One neuron can only learn linear patterns. To learn complex patterns, we stack neurons into layers.

Input Layer Hidden Layer(s) Output Layer
x₁ ─────┐
├──► h₁ ─────┐
x₂ ─────┼ ├──► y₁
├──► h₂ ─────┤
x₃ ─────┼ ├──► y₂
├──► h₃ ─────┘
x₄ ─────┘
Features Learned Predictions
Representations

Fully Connected (Dense) Layer: Every neuron connects to every neuron in the next layer.

Think of it like an assembly line in a factory. Raw materials enter, and each station transforms them into something more refined. By the end, you have a finished product—but no single station could have built it alone.

Each layer learns increasingly abstract representations:

Image Recognition Example:
Layer 1: Edges and colors
Layer 2: Textures and patterns
Layer 3: Parts (eyes, wheels)
Layer 4: Objects (faces, cars)

This is the key insight of deep learning: hierarchical feature learning.

For efficiency, we represent layer computations as matrix operations:

# Single sample
z = W @ x + b # Linear transformation
a = activation(z) # Non-linearity
# Batch of samples
Z = W @ X + b # X is (features, batch_size)
A = activation(Z)

Where:

  • W = weight matrix (output_neurons × input_neurons)
  • X = input matrix (input_neurons × batch_size)
  • b = bias vector (output_neurons × 1)
  • Z = pre-activation (output_neurons × batch_size)
  • A = activation (output_neurons × batch_size)

Forward propagation is computing the output given an input. It’s just applying each layer’s transformation in sequence.

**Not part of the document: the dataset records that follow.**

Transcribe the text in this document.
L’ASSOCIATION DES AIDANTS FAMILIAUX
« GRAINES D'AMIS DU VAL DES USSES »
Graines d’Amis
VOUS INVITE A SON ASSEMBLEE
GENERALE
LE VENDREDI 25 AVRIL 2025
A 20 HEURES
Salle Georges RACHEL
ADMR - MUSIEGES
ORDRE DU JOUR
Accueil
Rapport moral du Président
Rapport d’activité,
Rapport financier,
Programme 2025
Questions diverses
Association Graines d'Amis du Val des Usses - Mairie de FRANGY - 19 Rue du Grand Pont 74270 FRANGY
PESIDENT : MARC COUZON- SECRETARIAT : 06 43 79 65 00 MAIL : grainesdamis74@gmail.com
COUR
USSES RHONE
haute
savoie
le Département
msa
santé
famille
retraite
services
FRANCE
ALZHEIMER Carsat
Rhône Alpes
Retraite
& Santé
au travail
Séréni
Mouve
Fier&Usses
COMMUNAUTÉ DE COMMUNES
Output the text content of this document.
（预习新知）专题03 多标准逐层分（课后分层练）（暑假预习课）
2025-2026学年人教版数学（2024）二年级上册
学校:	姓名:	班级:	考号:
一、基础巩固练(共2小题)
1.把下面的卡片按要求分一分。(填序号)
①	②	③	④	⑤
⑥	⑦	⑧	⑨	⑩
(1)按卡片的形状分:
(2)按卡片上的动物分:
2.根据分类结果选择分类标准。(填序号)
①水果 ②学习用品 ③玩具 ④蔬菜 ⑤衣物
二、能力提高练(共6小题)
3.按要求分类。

def forward(X, parameters):
"""
Forward propagation through L layers.
Args:
X: Input data (n_features, m_samples)
parameters: Dict with W1, b1, W2, b2, ..., WL, bL
Returns:
AL: Final output
caches: Intermediate values (needed for backprop)
"""
caches = []
A = X
L = len(parameters) // 2 # Number of layers
# Hidden layers (with ReLU)
for l in range(1, L):
A_prev = A
W = parameters[f'W{l}']
b = parameters[f'b{l}']
Z = W @ A_prev + b
A = relu(Z)
caches.append((A_prev, W, b, Z))
# Output layer (with sigmoid for binary classification)
W = parameters[f'W{L}']
b = parameters[f'b{L}']
Z = W @ A + b
AL = sigmoid(Z)
caches.append((A, W, b, Z))
return AL, caches
Input: X (784 features - flattened 28x28 image)
Hidden: 128 neurons with ReLU
Output: 10 neurons with softmax (digits 0-9)
Forward pass:
1. Z1 = W1 @ X + b1 # (128, 784) @ (784, m) = (128, m)
2. A1 = ReLU(Z1) # (128, m)
3. Z2 = W2 @ A1 + b2 # (10, 128) @ (128, m) = (10, m)
4. A2 = softmax(Z2) # (10, m) - probabilities for each class

How do we know if our network’s predictions are good? We need a loss function (also called cost function or objective function).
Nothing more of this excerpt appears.